Loading

Jumlah Kunjungan

Artikel Terbaru MMT

Facebook Arda Chandra

Powered by Blogger.

Hampir semua orang Minang mengetahui konsep dasar adat mereka 'Adat basandi syara', syara' basandi kitabullah. Syara' mangato adat mamakai', semuanya akan mengutip dengan fasih pepatah tersebut. Namun dari perdebatan yang sering dilakukan oleh orang-orang Minangkabau untuk mencari rumusan yang tepat tentang pengertiannya, mereka kelihatannya berbeda pendapat. Ada pertanyaan krusial terkait dengan hal ini seperti yang pernah dikemukakan oleh budayawan Wisran Hadi. Proses internalisasi nilai-nilai Islam ke dalam adat Minangkabau misalnya dipertanyakan : 

"Jika adat Minangkabau yang dilestarikan merujuk kepada ajaran Islam, maka mazhab yang mana yang harus dijadikan rujukan. Semua serba tak pasti dan tidak mau memastikannya. Namun pelestarian itu terus diusahakan untuk dapat diberlakukan sampai sekarang. Dapat dikatakan bahwa orang Minang kini sedang melestarikan suatu adat yang kabur rujukannya, atau orang Minang sedang melestarikan suatu kekaburan". (Wisran Hadi, Sekali lagi tentang; ADAT BASANDI SYARA’, SYARA’ BASANDI KITABULLAH - Kegagalan dalam menafsirkan sebuah rujukan, tahun 2000) 

Dalam tulisannya yang lain, beliau menyatakan bahwa 'way of life' orang Minang tersebut juga bukan merupakan suatu rumusan yang pasti, hitam diatas putih seperti halnya undang-undang dasar suatu negara : 

"Hampir semua orang Minang beranggapan bahwa ADAT BASANDI SYARA’, SYARA’ BASANDI KITABULLAH (selanjutnya disingkat ABS-SBK) adalah hasil kesepakatan antara alim ulama, ninik mamak dan candiak pandai di Bukit Marapalam dipenghujung Perang Paderi. Namun sampai sekarang, tidak seorangpun ahli sejarah apalagi para penghulu yang dapat menyodorkan manuskrip atau naskah kesepakatan itu kepada kita. Para ahli sejarah maupun para penghulu pun tidak berani menentukan hari, tanggal, bulan dan tahun bila lahirnya kesepakatan itu. Juga mereka tidak dapat menyajikan kepada kita daftar nama-nama para ulama, ninik mamak dan cadiak pandai yang hadir dan menyetujuinya. 

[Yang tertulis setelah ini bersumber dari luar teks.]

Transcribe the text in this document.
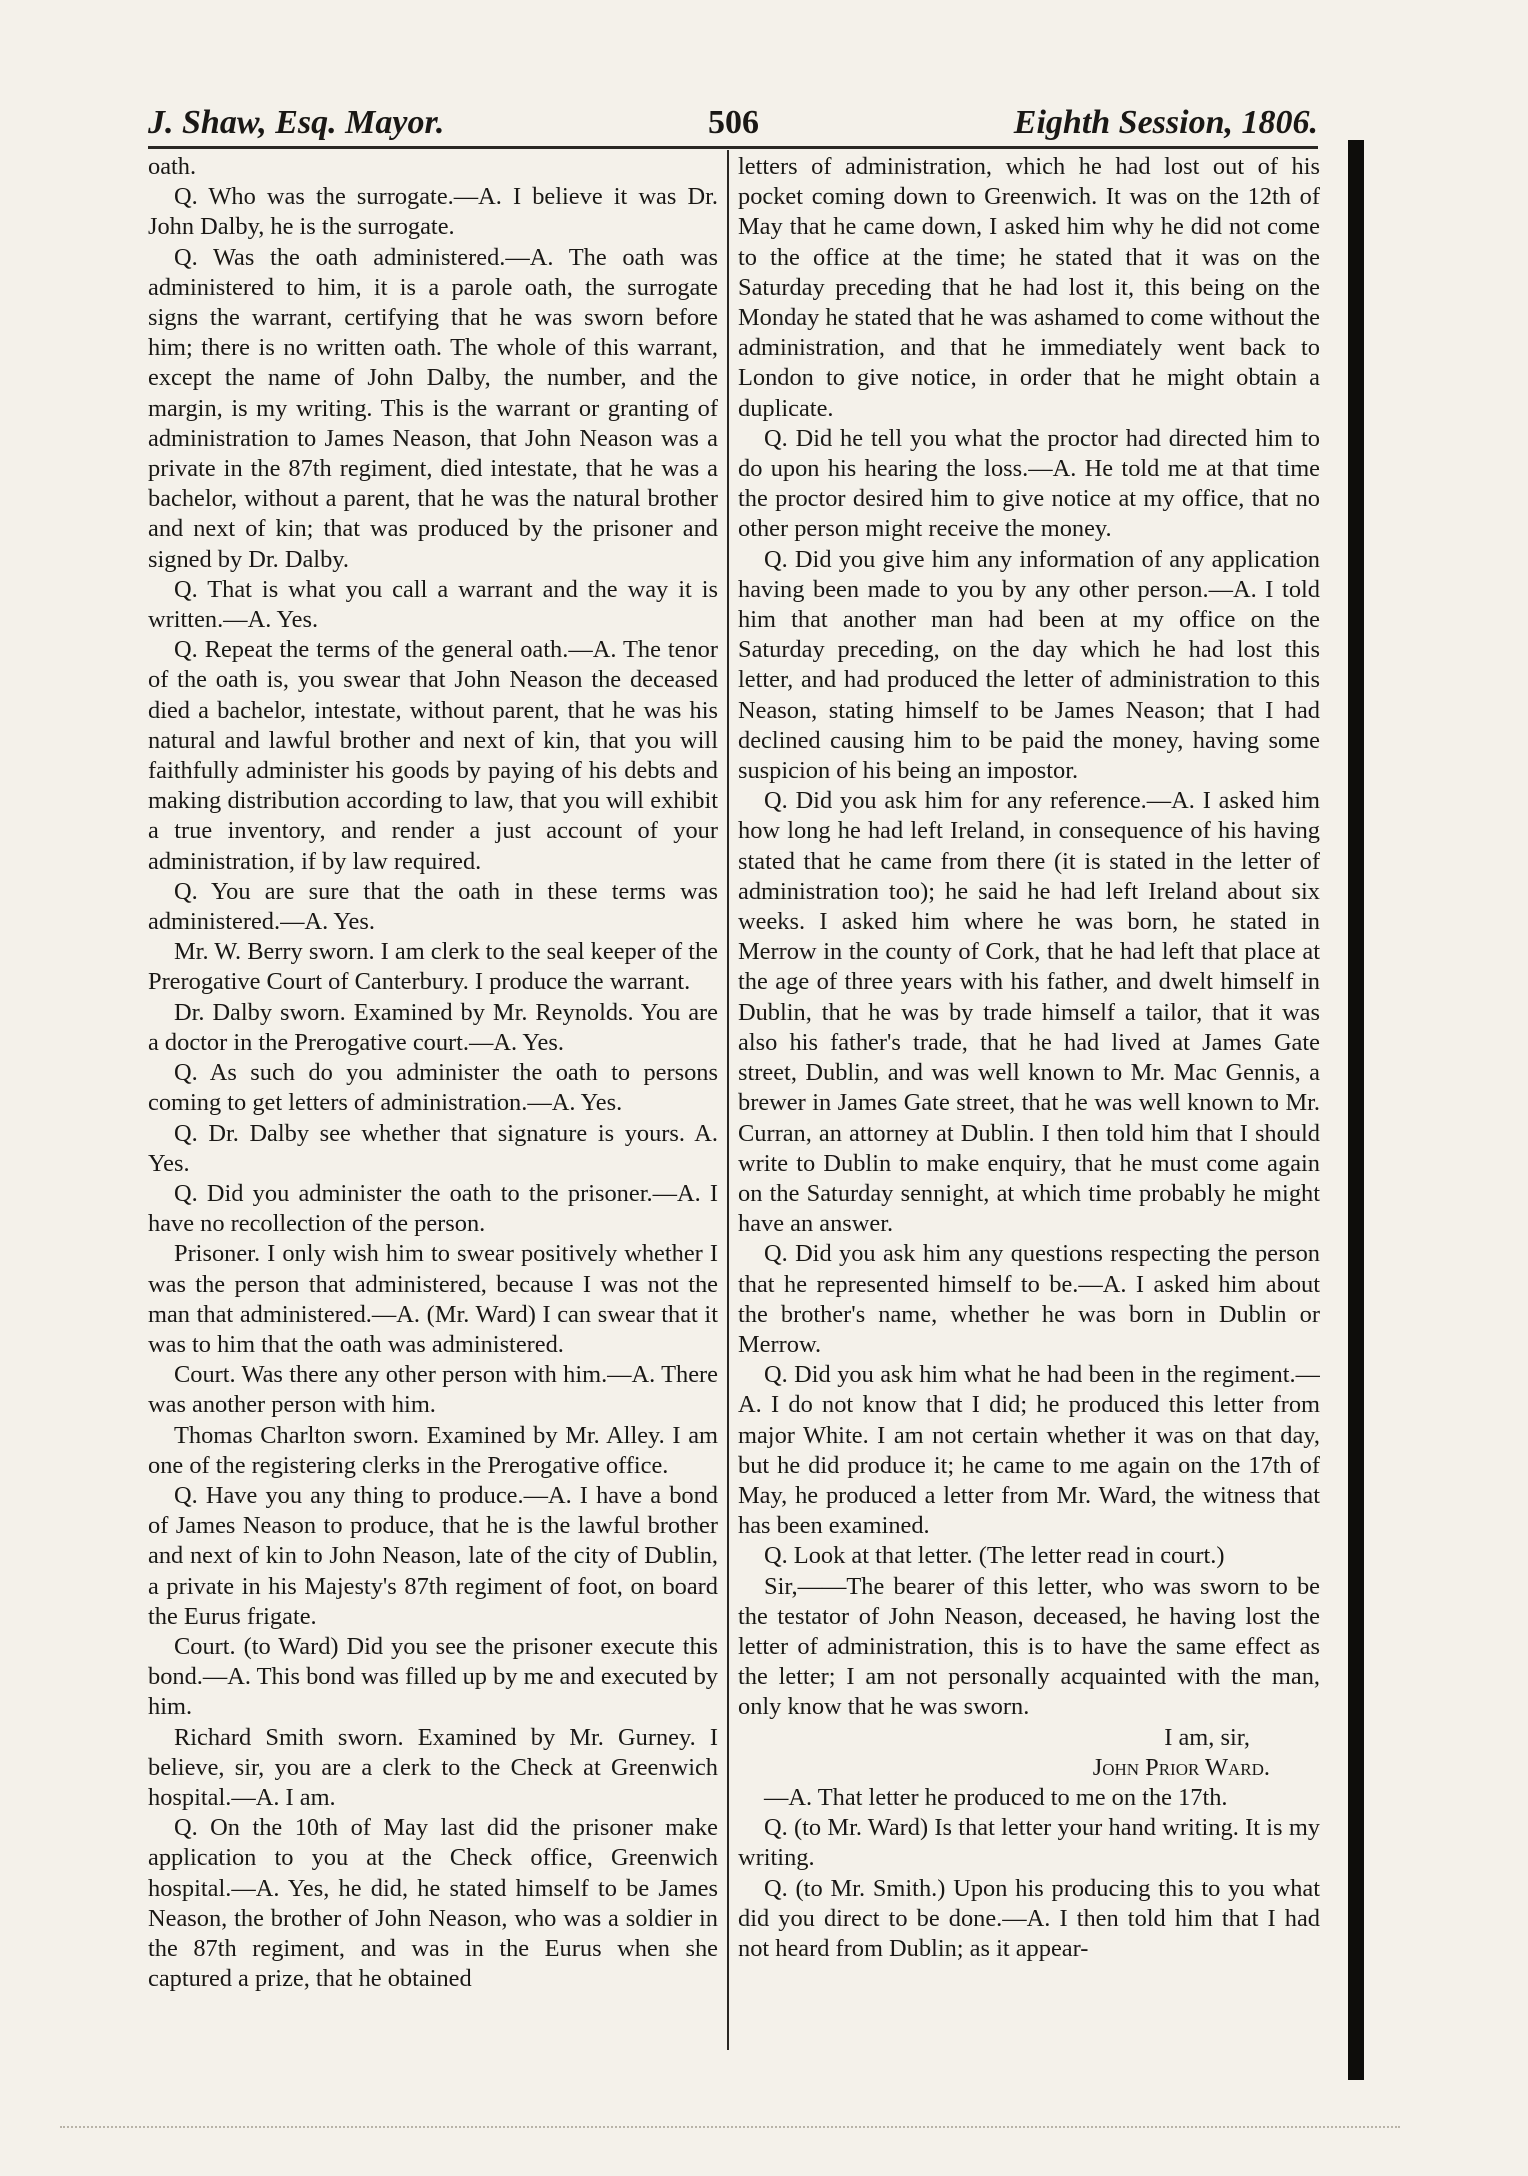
J. Shaw, Esq. Mayor.	506	Eighth Session, 1806.

oath.

Q. Who was the surrogate.—A. I believe it was Dr. John Dalby, he is the surrogate.

Q. Was the oath administered.—A. The oath was administered to him, it is a parole oath, the surrogate signs the warrant, certifying that he was sworn before him; there is no written oath. The whole of this warrant, except the name of John Dalby, the number, and the margin, is my writing. This is the warrant or granting of administration to James Neason, that John Neason was a private in the 87th regiment, died intestate, that he was a bachelor, without a parent, that he was the natural brother and next of kin; that was produced by the prisoner and signed by Dr. Dalby.

Q. That is what you call a warrant and the way it is written.—A. Yes.

Q. Repeat the terms of the general oath.—A. The tenor of the oath is, you swear that John Neason the deceased died a bachelor, intestate, without parent, that he was his natural and lawful brother and next of kin, that you will faithfully administer his goods by paying of his debts and making distribution according to law, that you will exhibit a true inventory, and render a just account of your administration, if by law required.

Q. You are sure that the oath in these terms was administered.—A. Yes.

Mr. W. Berry sworn. I am clerk to the seal keeper of the Prerogative Court of Canterbury. I produce the warrant.

Dr. Dalby sworn. Examined by Mr. Reynolds. You are a doctor in the Prerogative court.—A. Yes.

Q. As such do you administer the oath to persons coming to get letters of administration.—A. Yes.

Q. Dr. Dalby see whether that signature is yours. A. Yes.

Q. Did you administer the oath to the prisoner.—A. I have no recollection of the person.

Prisoner. I only wish him to swear positively whether I was the person that administered, because I was not the man that administered.—A. (Mr. Ward) I can swear that it was to him that the oath was administered.

Court. Was there any other person with him.—A. There was another person with him.

Thomas Charlton sworn. Examined by Mr. Alley. I am one of the registering clerks in the Prerogative office.

Q. Have you any thing to produce.—A. I have a bond of James Neason to produce, that he is the lawful brother and next of kin to John Neason, late of the city of Dublin, a private in his Majesty's 87th regiment of foot, on board the Eurus frigate.

Court. (to Ward) Did you see the prisoner execute this bond.—A. This bond was filled up by me and executed by him.

Richard Smith sworn. Examined by Mr. Gurney. I believe, sir, you are a clerk to the Check at Greenwich hospital.—A. I am.

Q. On the 10th of May last did the prisoner make application to you at the Check office, Greenwich hospital.—A. Yes, he did, he stated himself to be James Neason, the brother of John Neason, who was a soldier in the 87th regiment, and was in the Eurus when she captured a prize, that he obtained

letters of administration, which he had lost out of his pocket coming down to Greenwich. It was on the 12th of May that he came down, I asked him why he did not come to the office at the time; he stated that it was on the Saturday preceding that he had lost it, this being on the Monday he stated that he was ashamed to come without the administration, and that he immediately went back to London to give notice, in order that he might obtain a duplicate.

Q. Did he tell you what the proctor had directed him to do upon his hearing the loss.—A. He told me at that time the proctor desired him to give notice at my office, that no other person might receive the money.

Q. Did you give him any information of any application having been made to you by any other person.—A. I told him that another man had been at my office on the Saturday preceding, on the day which he had lost this letter, and had produced the letter of administration to this Neason, stating himself to be James Neason; that I had declined causing him to be paid the money, having some suspicion of his being an impostor.

Q. Did you ask him for any reference.—A. I asked him how long he had left Ireland, in consequence of his having stated that he came from there (it is stated in the letter of administration too); he said he had left Ireland about six weeks. I asked him where he was born, he stated in Merrow in the county of Cork, that he had left that place at the age of three years with his father, and dwelt himself in Dublin, that he was by trade himself a tailor, that it was also his father's trade, that he had lived at James Gate street, Dublin, and was well known to Mr. Mac Gennis, a brewer in James Gate street, that he was well known to Mr. Curran, an attorney at Dublin. I then told him that I should write to Dublin to make enquiry, that he must come again on the Saturday sennight, at which time probably he might have an answer.

Q. Did you ask him any questions respecting the person that he represented himself to be.—A. I asked him about the brother's name, whether he was born in Dublin or Merrow.

Q. Did you ask him what he had been in the regiment.—A. I do not know that I did; he produced this letter from major White. I am not certain whether it was on that day, but he did produce it; he came to me again on the 17th of May, he produced a letter from Mr. Ward, the witness that has been examined.

Q. Look at that letter. (The letter read in court.)

Sir,——The bearer of this letter, who was sworn to be the testator of John Neason, deceased, he having lost the letter of administration, this is to have the same effect as the letter; I am not personally acquainted with the man, only know that he was sworn.

I am, sir,

John Prior Ward.

—A. That letter he produced to me on the 17th.

Q. (to Mr. Ward) Is that letter your hand writing. It is my writing.

Q. (to Mr. Smith.) Upon his producing this to you what did you direct to be done.—A. I then told him that I had not heard from Dublin; as it appear-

Boleh jadi ABS-SBK hanya sebatas konsensus saja, hasil dari suatu konspirasi. Mungkin ada beberapa orang penghulu dan beberapa ulama mencari “sitawa sidingin” mendamaikan kedua pihak (ulama dan ninik mamak) yang telah babak-belur dalam perang saudara yang panjang itu"

Rumusan yang 'menyelipkan' kata 'syara' diantara adat dan kitabullah-pun menjadi pertanyaan, karena syara' yang berarti hukum, maka ini bisa ditafsirkan hukum dalam bentuk apapun, bisa hukum agama ataupun hukum negara, asal tidak bertentangan dengan nilai-nilai ajaran Islam. Makanya pernah usaha yang dilakukan oleh beberapa penghulu untuk melihat korelasi antara adat dengan Pancasila lalu dirumuskan adat Minangkabau adalah Pancasila. 

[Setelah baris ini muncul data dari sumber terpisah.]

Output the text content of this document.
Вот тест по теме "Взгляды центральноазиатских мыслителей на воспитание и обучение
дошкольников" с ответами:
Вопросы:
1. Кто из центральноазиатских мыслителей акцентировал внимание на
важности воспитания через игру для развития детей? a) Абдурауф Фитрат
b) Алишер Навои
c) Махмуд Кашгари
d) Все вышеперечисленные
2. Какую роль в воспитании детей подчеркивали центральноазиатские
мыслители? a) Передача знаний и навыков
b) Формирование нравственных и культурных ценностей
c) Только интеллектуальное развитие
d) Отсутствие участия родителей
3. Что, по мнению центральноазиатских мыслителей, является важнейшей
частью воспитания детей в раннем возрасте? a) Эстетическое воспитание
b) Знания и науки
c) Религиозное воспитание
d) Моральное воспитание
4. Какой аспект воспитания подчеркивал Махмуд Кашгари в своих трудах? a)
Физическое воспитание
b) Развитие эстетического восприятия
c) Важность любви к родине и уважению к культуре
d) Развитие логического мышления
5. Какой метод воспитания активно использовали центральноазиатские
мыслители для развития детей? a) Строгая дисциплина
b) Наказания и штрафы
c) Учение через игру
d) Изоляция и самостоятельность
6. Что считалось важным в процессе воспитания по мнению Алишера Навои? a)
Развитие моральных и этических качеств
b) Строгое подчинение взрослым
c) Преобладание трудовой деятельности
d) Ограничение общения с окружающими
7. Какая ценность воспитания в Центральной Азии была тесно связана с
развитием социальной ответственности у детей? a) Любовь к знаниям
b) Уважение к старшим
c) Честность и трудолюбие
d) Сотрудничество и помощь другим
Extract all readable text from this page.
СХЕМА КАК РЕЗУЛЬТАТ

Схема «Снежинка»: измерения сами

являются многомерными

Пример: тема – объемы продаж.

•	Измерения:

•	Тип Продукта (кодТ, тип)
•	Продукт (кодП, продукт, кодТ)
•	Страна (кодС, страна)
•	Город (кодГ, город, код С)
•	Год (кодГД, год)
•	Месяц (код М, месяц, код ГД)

Dalam mencari jalan keluar terhadap ketidak-jelasan ini, Wisran Hadi kemudian menawarkan suatu konsep perbaikan yang dimaksudkan untuk menjelaskan hubungan antara adat Minangkabau dengan Islam : 

"Jika orang Minang mau berpikir logis, bahwa Islam yang dianutnya adalah satu-satunya pedoman hidup dunia akhirat, maka konsekuensinya mereka harus merubah ABS-SBK menjadi jelas dan tuntas; Adat Basandi Al Quran dan Hadist atau Adat Minangkabau itu adalah Al Quran dan Hadist. Kata-kata yang kabur makna seperti ABS-SBK, yang dapat membuat orang menafsirkan salah harus dibuang. Setidak-tidaknya untuk menghindari penafsiran – penafsiran yang mengacaukan". 

Saya mengutip dengan cukup lengkap tulisan dari almarhum ini karena beranggapan isinya mewakili perbedaan paham yang terjadi di kalangan orang Minang tentang dasar adat mereka tersebut. 

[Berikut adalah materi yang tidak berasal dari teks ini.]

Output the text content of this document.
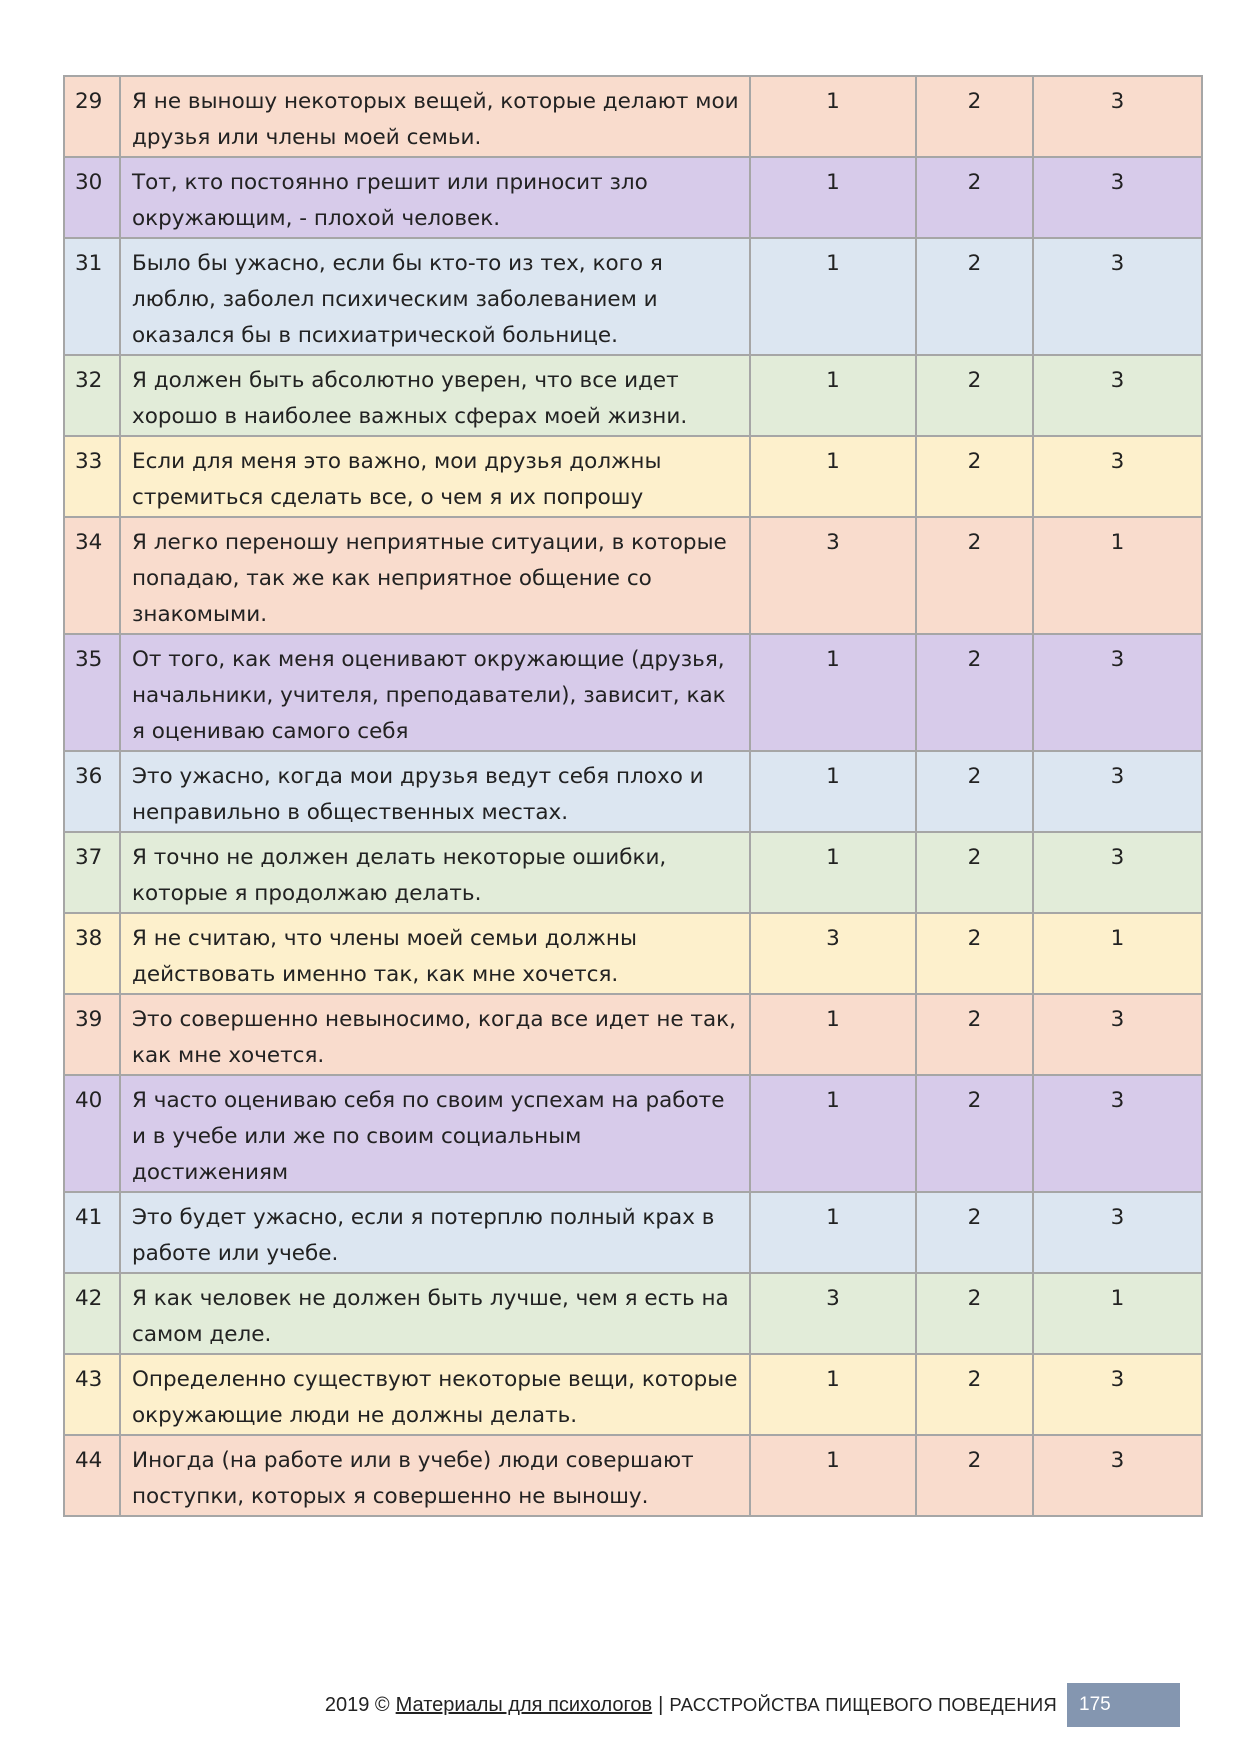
29	Я не выношу некоторых вещей, которые делают мои друзья или члены моей семьи.	1	2	3
30	Тот, кто постоянно грешит или приносит зло окружающим, - плохой человек.	1	2	3
31	Было бы ужасно, если бы кто-то из тех, кого я люблю, заболел психическим заболеванием и оказался бы в психиатрической больнице.	1	2	3
32	Я должен быть абсолютно уверен, что все идет хорошо в наиболее важных сферах моей жизни.	1	2	3
33	Если для меня это важно, мои друзья должны стремиться сделать все, о чем я их попрошу	1	2	3
34	Я легко переношу неприятные ситуации, в которые попадаю, так же как неприятное общение со знакомыми.	3	2	1
35	От того, как меня оценивают окружающие (друзья, начальники, учителя, преподаватели), зависит, как я оцениваю самого себя	1	2	3
36	Это ужасно, когда мои друзья ведут себя плохо и неправильно в общественных местах.	1	2	3
37	Я точно не должен делать некоторые ошибки, которые я продолжаю делать.	1	2	3
38	Я не считаю, что члены моей семьи должны действовать именно так, как мне хочется.	3	2	1
39	Это совершенно невыносимо, когда все идет не так, как мне хочется.	1	2	3
40	Я часто оцениваю себя по своим успехам на работе и в учебе или же по своим социальным достижениям	1	2	3
41	Это будет ужасно, если я потерплю полный крах в работе или учебе.	1	2	3
42	Я как человек не должен быть лучше, чем я есть на самом деле.	3	2	1
43	Определенно существуют некоторые вещи, которые окружающие люди не должны делать.	1	2	3
44	Иногда (на работе или в учебе) люди совершают поступки, которых я совершенно не выношу.	1	2	3
2019 © Материалы для психологов | РАССТРОЙСТВА ПИЩЕВОГО ПОВЕДЕНИЯ	175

Untuk menjelaskan semua kekaburan ini, kita sebenarnya harus mencoba menelusuri kembali sejarah bertemunya adat Minangkabau dengan ajaran Islam, mungkin dari situ kita bisa mengungkapkan secara lebih jelas tentang 'kondisi bathin' para pelaku sejarah, termasuk dalam posisi mereka sebagai pihak yang bertentangan dimasa lalu, sehingga bermuara kepada rumusan ABS-SBK. 

Berdasarkan catatan sejarah, Islam masuk ke ranah Minangkabau melalui berapa tahapan. 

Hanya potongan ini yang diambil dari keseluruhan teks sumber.